El agüita fría era para espabilarse

Como a mí me gusta meterle energía a criticar al universo por meterle energía a cosas que me parece que no valen la pena pues he aquí mi comentario sobre el dichoso ALS bucket challenge, juego que consiste en que, al recibir el reto, debe elegir entre echarse un baldado de agua helada en la cabeza o donar a la causa de la esclerosis múltiple en Estados Unidos. 

Comencemos por lo obvio: el tal reto del cubo de agua helada es una moda. El que diga que no, se saltó preescolar o pretende tapar el sol con un dedo. Sin embargo, no por ser una moda tiene que ser objeto del desdeño que muchos de mis congéneres y compatriotas han optado por otorgarle. Mejor dicho y para ser completamente claros: mientras unos se graban volcándose un baldado de hielo en la cabeza otros se halan los pelos que porque acá en Colombia eso no tiene sentido, que porque acá no se puede donar y que porque el colmo desperdiciar el agua con todo este problema de la Guajira. Y a la larga yo me quedo con los que se unieron a la dichosa moda.

La campaña, en realidad, no tiene nada de ridículo si tenemos en cuenta que hasta el momento ha recaudado más de 15 millones de dólares en favor de la causa que apoya. Y no porque un montón de ricachones ávidos de atención mediática se dispusieran voluntariamente a donar sino porque, precisamente, aprovecha la banalidad de las redes sociales y de las personas que las usamos para generar un fenómeno viral y así lograr llegarle a esos ricachones y generarles la necesidad de donar. Porque si eres famoso y te retan y no donas, pues ganas la atención mediática pero por las razones equivocadas. Así, las personas del común que no tienen un peso para donar y muchas de las cuales, seguramente, todavía no tienen ni idea qué es la esclerosis lateral amiotrófica, son eslabones en la cadena para lograr la atención y captar el dinero de los famosos y adinerados. 

Pero el berrinche este por el agua de la Guajira si es otra cosa.

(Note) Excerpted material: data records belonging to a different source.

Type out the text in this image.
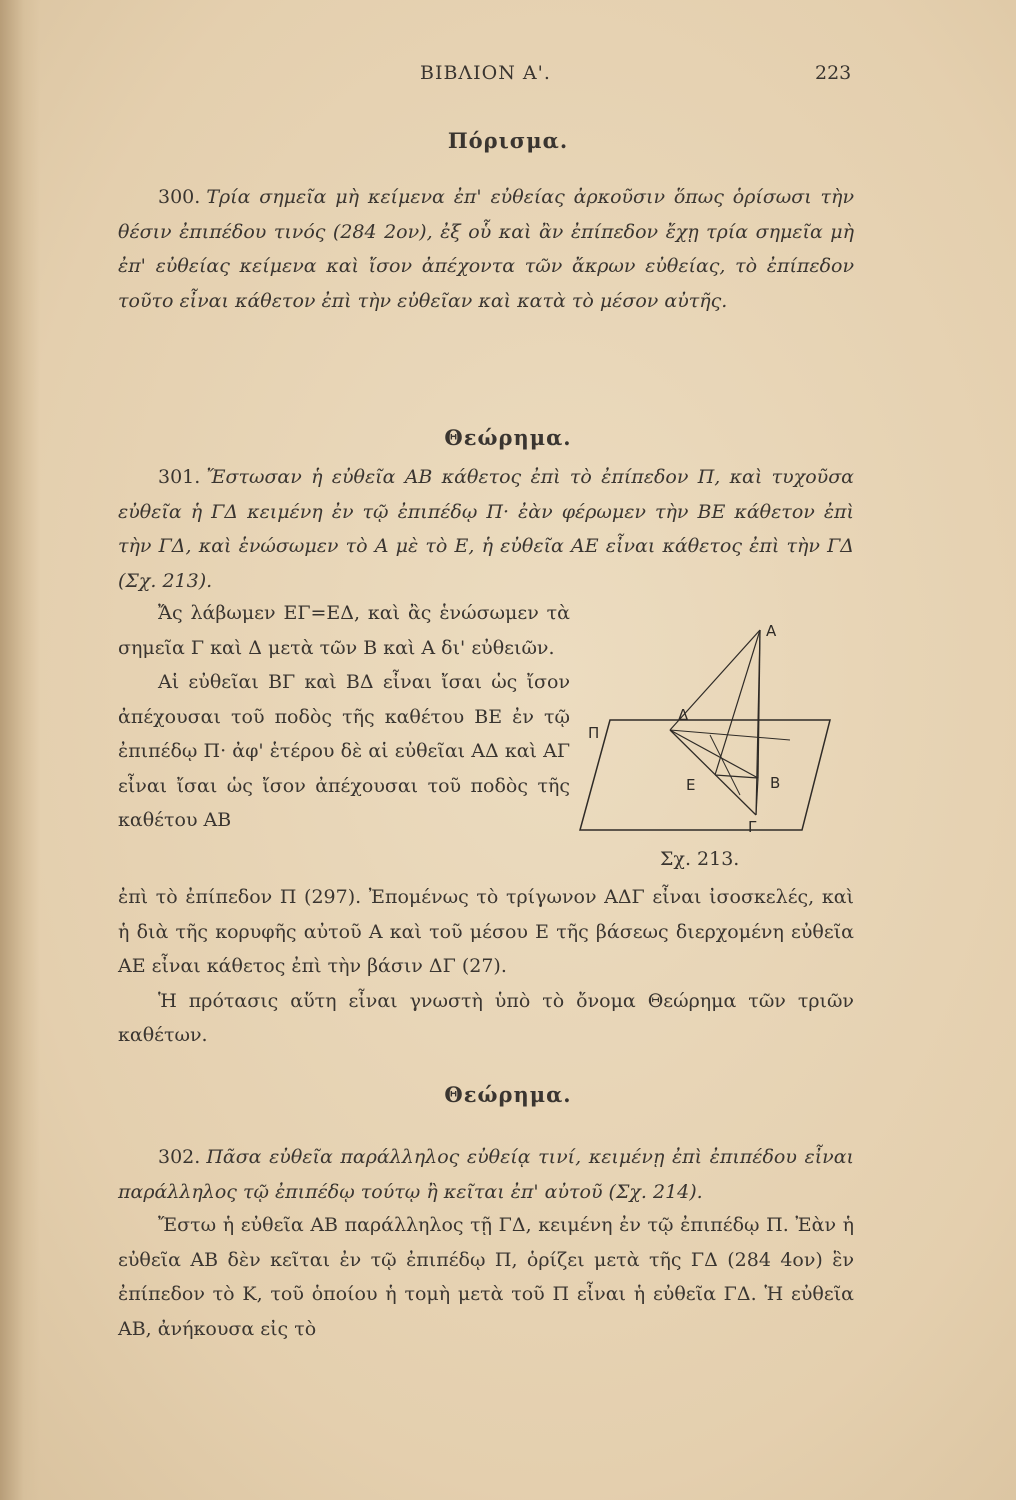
ΒΙΒΛΙΟΝ Α'.	223
Πόρισμα.
300. Τρία σημεῖα μὴ κείμενα ἐπ' εὐθείας ἀρκοῦσιν ὅπως ὁρίσωσι τὴν θέσιν ἐπιπέδου τινός (284 2ον), ἐξ οὗ καὶ ἂν ἐπίπεδον ἔχῃ τρία σημεῖα μὴ ἐπ' εὐθείας κείμενα καὶ ἴσον ἀπέχοντα τῶν ἄκρων εὐθείας, τὸ ἐπίπεδον τοῦτο εἶναι κάθετον ἐπὶ τὴν εὐθεῖαν καὶ κατὰ τὸ μέσον αὐτῆς.
Θεώρημα.
301. Ἔστωσαν ἡ εὐθεῖα ΑΒ κάθετος ἐπὶ τὸ ἐπίπεδον Π, καὶ τυχοῦσα εὐθεῖα ἡ ΓΔ κειμένη ἐν τῷ ἐπιπέδῳ Π· ἐὰν φέρωμεν τὴν ΒΕ κάθετον ἐπὶ τὴν ΓΔ, καὶ ἑνώσωμεν τὸ Α μὲ τὸ Ε, ἡ εὐθεῖα ΑΕ εἶναι κάθετος ἐπὶ τὴν ΓΔ (Σχ. 213).
Ἄς λάβωμεν ΕΓ=ΕΔ, καὶ ἂς ἑνώσωμεν τὰ σημεῖα Γ καὶ Δ μετὰ τῶν Β καὶ Α δι' εὐθειῶν.
Αἱ εὐθεῖαι ΒΓ καὶ ΒΔ εἶναι ἴσαι ὡς ἴσον ἀπέχουσαι τοῦ ποδὸς τῆς καθέτου ΒΕ ἐν τῷ ἐπιπέδῳ Π· ἀφ' ἑτέρου δὲ αἱ εὐθεῖαι ΑΔ καὶ ΑΓ εἶναι ἴσαι ὡς ἴσον ἀπέχουσαι τοῦ ποδὸς τῆς καθέτου ΑΒ
Α
Δ
Π
Ε	Β
Γ
Σχ. 213.
ἐπὶ τὸ ἐπίπεδον Π (297). Ἐπομένως τὸ τρίγωνον ΑΔΓ εἶναι ἰσοσκελές, καὶ ἡ διὰ τῆς κορυφῆς αὐτοῦ Α καὶ τοῦ μέσου Ε τῆς βάσεως διερχομένη εὐθεῖα ΑΕ εἶναι κάθετος ἐπὶ τὴν βάσιν ΔΓ (27).
Ἡ πρότασις αὕτη εἶναι γνωστὴ ὑπὸ τὸ ὄνομα Θεώρημα τῶν τριῶν καθέτων.
Θεώρημα.
302. Πᾶσα εὐθεῖα παράλληλος εὐθείᾳ τινί, κειμένῃ ἐπὶ ἐπιπέδου εἶναι παράλληλος τῷ ἐπιπέδῳ τούτῳ ἢ κεῖται ἐπ' αὐτοῦ (Σχ. 214).
Ἔστω ἡ εὐθεῖα ΑΒ παράλληλος τῇ ΓΔ, κειμένη ἐν τῷ ἐπιπέδῳ Π. Ἐὰν ἡ εὐθεῖα ΑΒ δὲν κεῖται ἐν τῷ ἐπιπέδῳ Π, ὁρίζει μετὰ τῆς ΓΔ (284 4ον) ἓν ἐπίπεδον τὸ Κ, τοῦ ὁποίου ἡ τομὴ μετὰ τοῦ Π εἶναι ἡ εὐθεῖα ΓΔ. Ἡ εὐθεῖα ΑΒ, ἀνήκουσα εἰς τὸ
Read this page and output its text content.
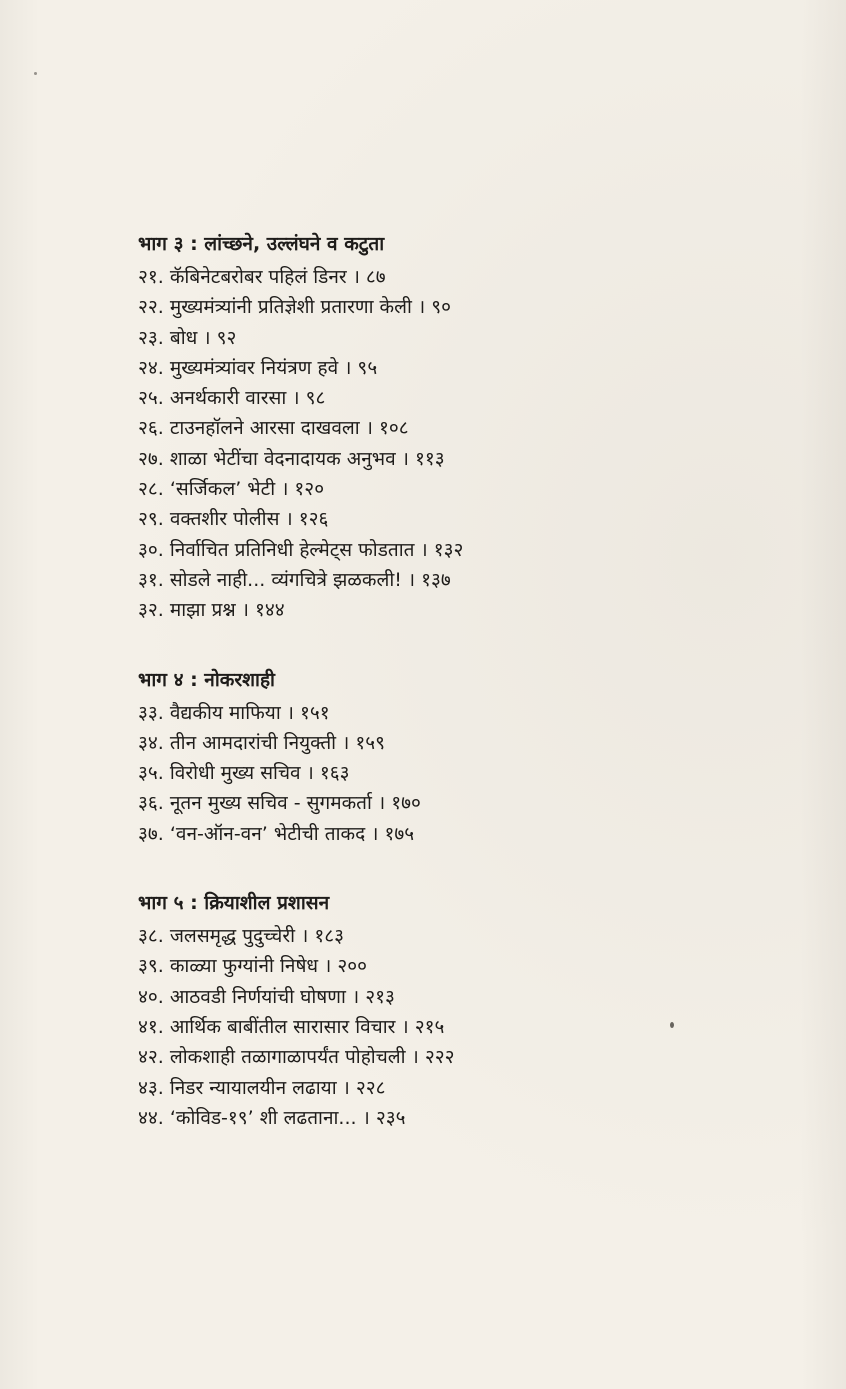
भाग ३ : लांच्छने, उल्लंघने व कटुता
२१. कॅबिनेटबरोबर पहिलं डिनर । ८७
२२. मुख्यमंत्र्यांनी प्रतिज्ञेशी प्रतारणा केली । ९०
२३. बोध । ९२
२४. मुख्यमंत्र्यांवर नियंत्रण हवे । ९५
२५. अनर्थकारी वारसा । ९८
२६. टाउनहॉलने आरसा दाखवला । १०८
२७. शाळा भेटींचा वेदनादायक अनुभव । ११३
२८. ‘सर्जिकल’ भेटी । १२०
२९. वक्तशीर पोलीस । १२६
३०. निर्वाचित प्रतिनिधी हेल्मेट्स फोडतात । १३२
३१. सोडले नाही... व्यंगचित्रे झळकली! । १३७
३२. माझा प्रश्न । १४४
भाग ४ : नोकरशाही
३३. वैद्यकीय माफिया । १५१
३४. तीन आमदारांची नियुक्ती । १५९
३५. विरोधी मुख्य सचिव । १६३
३६. नूतन मुख्य सचिव - सुगमकर्ता । १७०
३७. ‘वन-ऑन-वन’ भेटीची ताकद । १७५
भाग ५ : क्रियाशील प्रशासन
३८. जलसमृद्ध पुदुच्चेरी । १८३
३९. काळ्या फुग्यांनी निषेध । २००
४०. आठवडी निर्णयांची घोषणा । २१३
४१. आर्थिक बाबींतील सारासार विचार । २१५
४२. लोकशाही तळागाळापर्यंत पोहोचली । २२२
४३. निडर न्यायालयीन लढाया । २२८
४४. ‘कोविड-१९’ शी लढताना... । २३५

Es la muestra de nuestra más absoluta ineptitud. Para comenzar, la sola mención de este tema demuestra que en Colombia solo hablamos de los temas que nos impone la agenda de los medios de comunicación. Como ellos nos quieren hablando de la Guajira, pues le untamos la Guajira a todo. (No quiero decir que el asunto de la Guajira no sea preocupante y digno de atención, obvio que no. Pero no es el único, y los medios solo nos muestran una forma de ver este problema.) Alguien, por ejemplo, se ha preocupado por revisar si en Colombia la esclerosis también es un problema? Algún criticón ha querido saber si tal vez, de pronto, a lo mejor, quién sabe esta enfermedad también existe por acá? O si existe en la Guajira? O si no le interesa, se ha preocupado por analizar de dónde surgió el éxito de esta campaña y si esta experiencia puede servir de base para algo similar, en alguno de los múltiple problemas que enfrenta el país?

Entre otras, vale la pena recordar que la campaña del balde no solo pretendía recaudar fondos sino “raise awareness”, que en español viene siendo algo así como levantar la cabeza, abrir los ojos y darse cuenta de lo que pasa a nuestro alrededor. Espabilarse que llaman. Pero como aquí no nos espabilamos ni porque nos lancen empelotos al Antártico, entonces no nos dimos cuenta que el gran valor de estos pendejos empapados consistió en poner a todo el mundo, y especialmente a los medios de comunicación, a hablar de un tema que jamás había estado en su agenda. (Eso sí, aclaro, no estoy hablando de los medios de comunicación colombianos que todo se lo toman con una ligereza que es mejor ni ponerlos a hablar.)

Entonces, en Colombia, entre el que se moja por mojarse y el que habla por hablar, me quedo con el primero que al menos tiene algo que contar.